23 septembre 2007
Promesses de campagne
"Les promesses n'engagent que ceux qui veulent bien y croire", selon le mot désormais célèbre de Charles Pasqua.
Cette vision cynique (et réaliste) de la politique, qui a connu son apogée sous la présidence de Jacques Chirac, a été à l'origine d'une crise de confiance des Français à l'égard de la politique et des institutions qui a vu l'extrême droite s'installer comme un acteur majeur, les vote protestataire prospérer, et l'abstention augmenter.
L'une des clefs du succès de Nicolas Sarkozy est qu'il a pris la mesure de ce désenchantement démocratique et en a même fait le fil rouge de sa campagne au travers du discours sur la "rupture". Nicolas Sarkozy a martelé - et continue à l'heure actuelle - qu'il allait dire ce qu'il allait faire et faire ce qu'il avait dit, bousculer les conservatismes, tenir un discours de vérité, et engager des réformes profondes, dans tous les domaines.
Nicolas Sarkozy a aussi beaucoup promis, s'est engagé sur des réformes précises, a fixé des objectifs ambitieux.
Ce discours, associé à une force de conviction exceptionnelle, a séduit les Français, et a ramené à lui nombre de nos concitoyens qui avaient cessé de voter pour des formations politiques démocrates, ou avaient tout simplement renoncé à s'exprimer.
Mais que se passerait-il si les promesses qui ont motivé les Français à le choisir comme président ne devaient pas être tenues ? Il y a fort à parier que la lune de miel démocratique à laquelle nous avons assisté au printemps 2007 ne serait qu'une étape vers une aggravation, voire une dramatisation, de la déliquescence politique de la France.
Il est donc impératif que Nicolas Sarkozy et le gouvernement de François Fillon réussisse et remplisse scrupuleusement les promesses énoncées au cours de la campagne électorale.
Un outil fort judicieux a été créé à cet effet : il s'agit du site Internet "clameo.fr" qui confronte les réalisations du président Sarkozy aux engagements du candidat.
92 engagements ont été listés, à partir du programme officiel, de 46 discours de campagne tenus entre le congrès du 14 janvier 2007 et l'élection, et des entretiens du candidat dans les médias.
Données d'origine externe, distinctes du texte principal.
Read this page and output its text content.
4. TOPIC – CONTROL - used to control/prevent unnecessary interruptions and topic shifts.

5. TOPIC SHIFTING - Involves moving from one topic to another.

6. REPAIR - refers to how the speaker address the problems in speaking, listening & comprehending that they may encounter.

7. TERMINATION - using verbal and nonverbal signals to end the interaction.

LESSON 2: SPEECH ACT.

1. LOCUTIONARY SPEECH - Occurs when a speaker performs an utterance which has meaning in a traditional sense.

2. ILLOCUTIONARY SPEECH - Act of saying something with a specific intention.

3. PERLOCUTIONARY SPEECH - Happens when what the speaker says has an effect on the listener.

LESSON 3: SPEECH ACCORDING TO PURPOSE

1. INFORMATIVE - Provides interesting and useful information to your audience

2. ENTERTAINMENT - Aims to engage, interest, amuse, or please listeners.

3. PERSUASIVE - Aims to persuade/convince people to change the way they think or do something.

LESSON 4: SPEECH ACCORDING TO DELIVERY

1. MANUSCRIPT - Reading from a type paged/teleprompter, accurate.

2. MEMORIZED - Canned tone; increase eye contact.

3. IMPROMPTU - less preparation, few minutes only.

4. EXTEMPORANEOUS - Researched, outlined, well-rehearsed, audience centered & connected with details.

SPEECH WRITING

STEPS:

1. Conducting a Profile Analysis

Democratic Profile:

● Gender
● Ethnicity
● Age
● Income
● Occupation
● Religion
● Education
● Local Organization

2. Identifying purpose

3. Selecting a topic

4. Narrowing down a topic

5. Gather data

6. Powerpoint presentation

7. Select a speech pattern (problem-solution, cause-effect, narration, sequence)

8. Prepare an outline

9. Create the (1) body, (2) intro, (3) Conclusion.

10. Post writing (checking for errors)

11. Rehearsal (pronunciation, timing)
Les promesses sont ensuite divisées en grandes catégories et énoncées, citation sourcée à l'appui. Imparable. Lorsque le candidat a indiqué un délai concernant la mise en oeuvre d'une promesse, le temps restant pour l'accomplir figure sous la forme d'un compte à rebours...
Au 23 septembre 2007, 9 promesses ont été tenues, 3 tenues partiellement, 3 non tenues, et 77 restent à tenir.
Parmi les trois non tenues, il y a ainsi :
l'interdiction des parachutes dorés dès l'été 2007, or la loi n°2007-1223 du 21 août 2007 en faveur du travail, de l’emploi et du pouvoir d’achat n’interdit pas les « goldens parachutes », mais fixe de nouvelles règles à respecter sur certains aspect de la rémunération des PDG et des DG.
la déduction des intérêts d'emprunts des crédits immobiliers n'était accompagnée d'aucune restriction dans la promesse, or cette faculté est très encadrée dans le texte finalement adopté.
la présentation de 30 % de candidates aux élections législatives : leur proportion s'est en réalité établie à 26,5 %. Le site clameo est un peu sévère à cet égard, car la différence est ténue, mais il faut bien admettre que, formellement, la promesse n'est pas tenue.
Il faut maintenant espérer que ce site poursuivra ses efforts pendant toute la durée du mandat de Nicolas Sarkozy : il n'y a pas de pouvoir sans contre-pouvoir, et il faut constamment rappeler le président à ses promesses de campagne.
Il en va du respect des électeurs, du redressement de la France, et, surtout, de la confiance des Français dans le système politique.